Due to restructuring and closure costs and a seasonal working capital build, the company generated negative free cash flow of $760 million in 1Q14. However, supported by growth in its downstream business, Alcoa is still expected to generate positive free cash flow for the year.
Auto and aerospace driving demand
2014 is expected to be a strong year for aluminum demand. Alcoa's management expects global aluminum demand growth of 7% and is projecting a deficit of 730,000 tons in 2014. Among the company's end markets, aerospace is expected to register the strongest growth, with Alcoa increasing its 2014 growth estimates to 8-9% from 7-8% previously. Robust demand for both large commercial aircraft and regional jets and continued growth in the business jet market is driving strong aluminum demand in the aerospace sector.
Similarly, automotive aluminum demand is expected to register strong growth over the next several years, as automotive original equipment manufacturers (OEMs) increase their use of aluminum to improve fuel efficiency and meet industry standards. Alcoa shares, similar to other players in the industry, have benefited from the news of increasing aluminum usage in light vehicles.

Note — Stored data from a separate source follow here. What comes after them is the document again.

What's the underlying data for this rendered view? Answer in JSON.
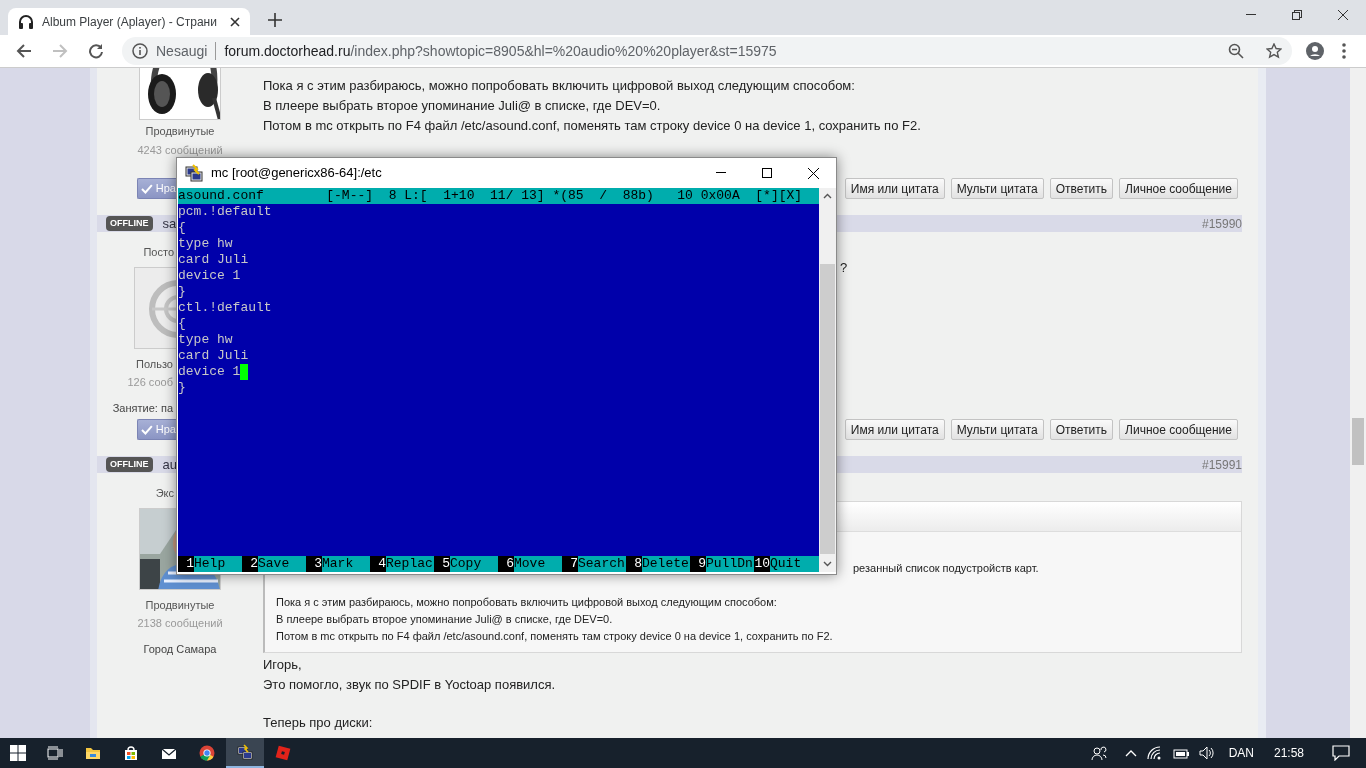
{
  "browser": {
    "tab": {
      "title": "Album Player (Aplayer) - Страни",
      "selected": true
    },
    "nav": {
      "forward_disabled": true
    },
    "address": {
      "security": "Nesaugi",
      "domain": "forum.doctorhead.ru",
      "path": "/index.php?showtopic=8905&hl=%20audio%20%20player&st=15975"
    }
  },
  "posts": [
    {
      "author": {
        "details": [
          {
            "kind": "group",
            "text": "Продвинутые"
          },
          {
            "kind": "count",
            "text": "4243 сообщений"
          }
        ]
      },
      "body": [
        {
          "kind": "line",
          "text": "Пока я с этим разбираюсь, можно попробовать включить цифровой выход следующим способом:"
        },
        {
          "kind": "line",
          "text": "В плеере выбрать второе упоминание Juli@ в списке, где DEV=0."
        },
        {
          "kind": "line",
          "text": "Потом в mc открыть по F4 файл /etc/asound.conf, поменять там строку device 0 на device 1, сохранить по F2."
        }
      ],
      "actions": {
        "like": "Нра",
        "buttons": [
          "Имя или цитата",
          "Мульти цитата",
          "Ответить",
          "Личное сообщение"
        ]
      }
    },
    {
      "header": {
        "status": "OFFLINE",
        "name": "sa",
        "number": "#15990"
      },
      "author": {
        "rank": "Посто",
        "details": [
          {
            "kind": "group",
            "text": "Пользо"
          },
          {
            "kind": "count",
            "text": "126 сооб"
          },
          {
            "kind": "info",
            "text": "Занятие: па"
          }
        ]
      },
      "body": [
        {
          "kind": "clipped",
          "text": "?"
        }
      ],
      "actions": {
        "like": "Нра",
        "buttons": [
          "Имя или цитата",
          "Мульти цитата",
          "Ответить",
          "Личное сообщение"
        ]
      }
    },
    {
      "header": {
        "status": "OFFLINE",
        "name": "au",
        "number": "#15991"
      },
      "author": {
        "rank": "Экс",
        "details": [
          {
            "kind": "group",
            "text": "Продвинутые"
          },
          {
            "kind": "count",
            "text": "2138 сообщений"
          },
          {
            "kind": "info",
            "text": "Город Самара"
          }
        ]
      },
      "body": [
        {
          "kind": "quote",
          "lines": [
            {
              "kind": "clipped",
              "text": "резанный список подустройств карт."
            },
            {
              "kind": "paragraph",
              "text": "Пока я с этим разбираюсь, можно попробовать включить цифровой выход следующим способом:"
            },
            {
              "kind": "line",
              "text": "В плеере выбрать второе упоминание Juli@ в списке, где DEV=0."
            },
            {
              "kind": "line",
              "text": "Потом в mc открыть по F4 файл /etc/asound.conf, поменять там строку device 0 на device 1, сохранить по F2."
            }
          ]
        },
        {
          "kind": "line",
          "text": "Игорь,"
        },
        {
          "kind": "line",
          "text": "Это помогло, звук по SPDIF в Yoctoap появился."
        },
        {
          "kind": "paragraph",
          "text": "Теперь про диски:"
        }
      ]
    }
  ],
  "mc_window": {
    "title": "mc [root@genericx86-64]:/etc",
    "status_line": "asound.conf        [-M--]  8 L:[  1+10  11/ 13] *(85  /  88b)   10 0x00A  [*][X]",
    "lines": [
      {
        "text": "pcm.!default",
        "cursor": false
      },
      {
        "text": "{",
        "cursor": false
      },
      {
        "text": "type hw",
        "cursor": false
      },
      {
        "text": "card Juli",
        "cursor": false
      },
      {
        "text": "device 1",
        "cursor": false
      },
      {
        "text": "}",
        "cursor": false
      },
      {
        "text": "ctl.!default",
        "cursor": false
      },
      {
        "text": "{",
        "cursor": false
      },
      {
        "text": "type hw",
        "cursor": false
      },
      {
        "text": "card Juli",
        "cursor": false
      },
      {
        "text": "device 1",
        "cursor": true
      },
      {
        "text": "}",
        "cursor": false
      }
    ],
    "keys": [
      {
        "num": "1",
        "label": "Help"
      },
      {
        "num": "2",
        "label": "Save"
      },
      {
        "num": "3",
        "label": "Mark"
      },
      {
        "num": "4",
        "label": "Replac"
      },
      {
        "num": "5",
        "label": "Copy"
      },
      {
        "num": "6",
        "label": "Move"
      },
      {
        "num": "7",
        "label": "Search"
      },
      {
        "num": "8",
        "label": "Delete"
      },
      {
        "num": "9",
        "label": "PullDn"
      },
      {
        "num": "10",
        "label": "Quit"
      }
    ]
  },
  "taskbar": {
    "apps": [
      {
        "kind": "explorer",
        "active": false
      },
      {
        "kind": "store",
        "active": false
      },
      {
        "kind": "mail",
        "active": false
      },
      {
        "kind": "chrome",
        "active": false
      },
      {
        "kind": "putty",
        "active": true
      },
      {
        "kind": "roblox",
        "active": false
      }
    ],
    "language": "DAN",
    "time": "21:58"
  }
}
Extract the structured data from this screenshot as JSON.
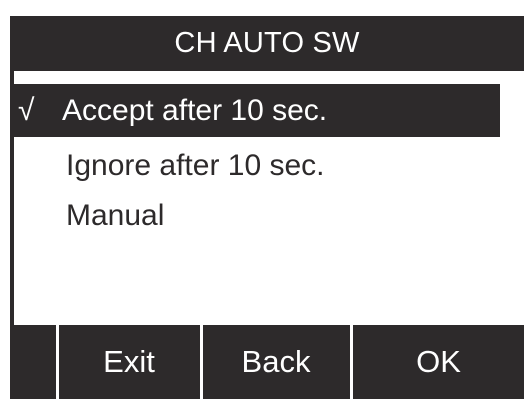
{
  "title": "CH AUTO SW",
  "menu": {
    "items": [
      {
        "check": "√",
        "label": "Accept after 10 sec.",
        "selected": true
      },
      {
        "label": "Ignore after 10 sec.",
        "selected": false
      },
      {
        "label": "Manual",
        "selected": false
      }
    ]
  },
  "softkeys": {
    "exit_label": "Exit",
    "back_label": "Back",
    "ok_label": "OK"
  },
  "colors": {
    "foreground": "#2d2a2b",
    "background": "#ffffff"
  },
  "icons": {
    "check": "checkmark-icon"
  }
}
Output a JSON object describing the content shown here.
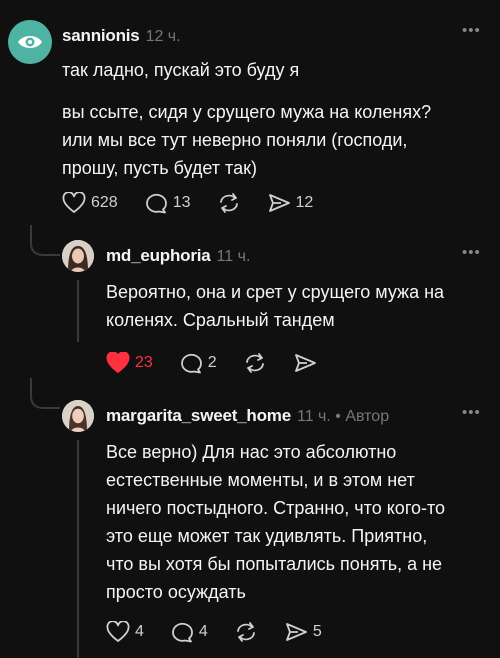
{
  "colors": {
    "background": "#101010",
    "text": "#f3f5f7",
    "muted": "#777777",
    "like_active": "#ff3040",
    "avatar_teal": "#4fb3a3"
  },
  "post1": {
    "username": "sannionis",
    "time": "12 ч.",
    "line1": "так ладно, пускай это буду я",
    "paragraph": [
      "вы ссыте, сидя у срущего мужа на коленях?",
      "или мы все тут неверно поняли (господи,",
      "прошу, пусть будет так)"
    ],
    "likes": "628",
    "replies": "13",
    "shares": "12",
    "icons": {
      "avatar": "eye-icon",
      "like": "heart-icon",
      "reply": "comment-icon",
      "repost": "repost-icon",
      "share": "send-icon",
      "more": "more-icon"
    }
  },
  "post2": {
    "username": "md_euphoria",
    "time": "11 ч.",
    "lines": [
      "Вероятно, она и срет у срущего мужа на",
      "коленях. Сральный тандем"
    ],
    "likes": "23",
    "replies": "2"
  },
  "post3": {
    "username": "margarita_sweet_home",
    "time": "11 ч.",
    "author_label": " • Автор",
    "lines": [
      "Все верно) Для нас это абсолютно",
      "естественные моменты, и в этом нет",
      "ничего постыдного. Странно, что кого-то",
      "это еще может так удивлять. Приятно,",
      "что вы хотя бы попытались понять, а не",
      "просто осуждать"
    ],
    "likes": "4",
    "replies": "4",
    "shares": "5"
  }
}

Although aluminum is much more expensive than steel, automotive OEMs have increased aluminum usage recently as consumers are becoming more sensitive about fuel efficiency, and standards require a significant improvement in fuel efficiency. At the Detroit Auto Show, Ford (NYSE: F ) recently unveiled its first high-volume vehicle, the F-150 pickup, to be built with full aluminum body. The new F-150 is expected to improve fuel efficiency by 30%.

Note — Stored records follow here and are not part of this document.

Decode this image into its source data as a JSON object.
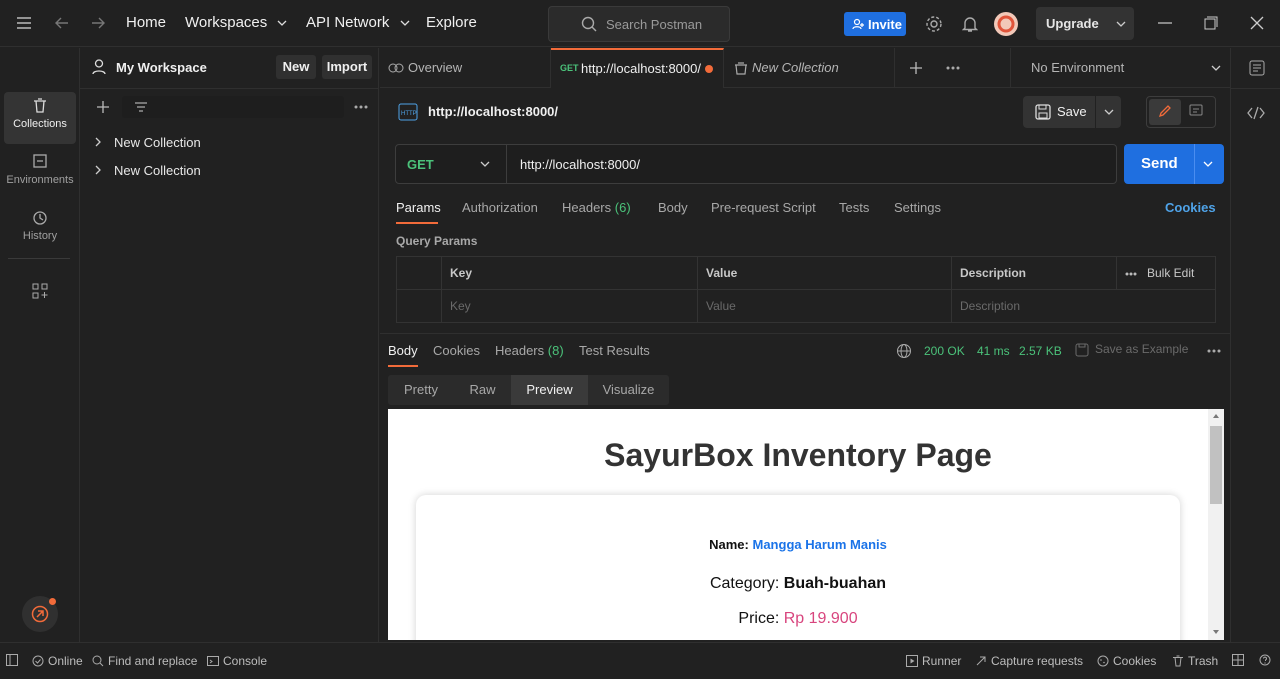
{
  "topbar": {
    "nav": {
      "home": "Home",
      "workspaces": "Workspaces",
      "api_network": "API Network",
      "explore": "Explore"
    },
    "search_placeholder": "Search Postman",
    "invite": "Invite",
    "upgrade": "Upgrade",
    "accent": "#1f6fe0"
  },
  "sidebar": {
    "workspace": "My Workspace",
    "new_label": "New",
    "import_label": "Import",
    "collections": [
      {
        "name": "New Collection"
      },
      {
        "name": "New Collection"
      }
    ]
  },
  "rail": {
    "items": [
      {
        "label": "Collections"
      },
      {
        "label": "Environments"
      },
      {
        "label": "History"
      }
    ]
  },
  "tabs": {
    "overview": "Overview",
    "request_method": "GET",
    "request_url": "http://localhost:8000/",
    "collection_tab": "New Collection",
    "environment": "No Environment"
  },
  "request": {
    "title": "http://localhost:8000/",
    "save": "Save",
    "method": "GET",
    "url": "http://localhost:8000/",
    "send": "Send",
    "tabs": [
      "Params",
      "Authorization",
      "Headers",
      "Body",
      "Pre-request Script",
      "Tests",
      "Settings"
    ],
    "headers_count": "(6)",
    "cookies": "Cookies",
    "query_params_title": "Query Params",
    "columns": {
      "key": "Key",
      "value": "Value",
      "description": "Description",
      "bulk_edit": "Bulk Edit"
    },
    "placeholders": {
      "key": "Key",
      "value": "Value",
      "description": "Description"
    }
  },
  "response": {
    "tabs": {
      "body": "Body",
      "cookies": "Cookies",
      "headers": "Headers",
      "headers_count": "(8)",
      "test_results": "Test Results"
    },
    "status": "200 OK",
    "time": "41 ms",
    "size": "2.57 KB",
    "save_example": "Save as Example",
    "formats": [
      "Pretty",
      "Raw",
      "Preview",
      "Visualize"
    ],
    "preview": {
      "heading": "SayurBox Inventory Page",
      "name_label": "Name:",
      "name_value": "Mangga Harum Manis",
      "category_label": "Category:",
      "category_value": "Buah-buahan",
      "price_label": "Price:",
      "price_value": "Rp 19.900"
    }
  },
  "statusbar": {
    "online": "Online",
    "find_replace": "Find and replace",
    "console": "Console",
    "runner": "Runner",
    "capture": "Capture requests",
    "cookies": "Cookies",
    "trash": "Trash"
  }
}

AA is well positioned to significantly benefit from this new trend. The company expects to grow its auto sheet revenues by $350 million from 2013-15 and a further $720 million from 2015-18. Automotive sector demand is expected to grow by 1%-4% in 2014. Moreover, U.S. demand should particularly remain strong. The 2%-5% U.S. demand growth should translate into pre-recession production levels of 16 million vehicles per year. Furthermore, as the European outlook continues to improve, Alcoa has also increase its European demand growth to a midpoint of 2% growth from a midpoint of 1% previously.

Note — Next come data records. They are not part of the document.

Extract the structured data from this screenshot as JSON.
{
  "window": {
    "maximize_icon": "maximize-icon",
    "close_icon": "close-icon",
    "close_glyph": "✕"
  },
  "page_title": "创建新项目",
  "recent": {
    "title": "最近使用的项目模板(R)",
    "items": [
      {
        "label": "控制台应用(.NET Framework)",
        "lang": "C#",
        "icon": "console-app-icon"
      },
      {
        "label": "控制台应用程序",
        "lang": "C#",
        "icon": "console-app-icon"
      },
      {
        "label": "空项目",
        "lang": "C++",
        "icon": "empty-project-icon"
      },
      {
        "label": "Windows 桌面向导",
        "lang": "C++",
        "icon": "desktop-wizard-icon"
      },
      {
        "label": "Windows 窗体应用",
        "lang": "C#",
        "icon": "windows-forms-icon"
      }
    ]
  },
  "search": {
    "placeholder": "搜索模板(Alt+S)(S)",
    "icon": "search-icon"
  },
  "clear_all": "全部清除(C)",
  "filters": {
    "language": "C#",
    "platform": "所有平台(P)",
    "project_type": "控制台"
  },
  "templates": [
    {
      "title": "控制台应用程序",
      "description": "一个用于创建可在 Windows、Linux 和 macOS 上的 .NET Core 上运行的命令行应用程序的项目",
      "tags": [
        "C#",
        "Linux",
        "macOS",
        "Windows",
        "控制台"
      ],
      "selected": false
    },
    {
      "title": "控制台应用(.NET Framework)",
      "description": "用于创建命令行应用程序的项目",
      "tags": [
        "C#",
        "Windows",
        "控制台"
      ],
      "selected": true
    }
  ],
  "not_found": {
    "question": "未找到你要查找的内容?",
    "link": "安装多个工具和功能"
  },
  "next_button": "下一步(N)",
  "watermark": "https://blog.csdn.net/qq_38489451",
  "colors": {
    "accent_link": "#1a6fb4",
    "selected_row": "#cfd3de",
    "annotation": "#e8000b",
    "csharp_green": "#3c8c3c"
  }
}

Constellium (NYSE: CSTM ) is another company that has positioned itself well to benefit from this growing demand automotive aluminum sheet. The Dutch company is already a leader in the global aerospace aluminum market and should benefit further from its exposure to the aluminum auto-sheet market.
As the Goldman Sachs analyst also wrote in his report, 2014 is a year of transition for Alcoa. The company is taking aggressive actions to lower the cost base of its commodity business and announced a number of smelting capacity reduction decisions recently, which should improve its margins in Primary Metals segment. The aluminum producer plans to curtail 147,000 ton of aluminum smelting capacity in Brazil by the end of May 2014. Furthermore, the company will permanently close the 190,000 ton Point Henry aluminum smelter in Australia by August 2014 and two remaining potlines at the Massena East, New York smelter, totaling 84,000 metric tons of smelting capacity . These actions are consistent with the company's stated goal of lowering its position on the world aluminum production cost curve to the 38th percentile, and the alumina cost curve to the 21st percentile.
The largest U.S. based aluminum producer is aggressively cutting costs and is well positioned to benefit in the long term from moving down the cost curve in aluminum and alumina. Moreover, the company is also well positioned to benefit from emerging trends in global aerospace and automotive markets, which are looking at a multi-year growth.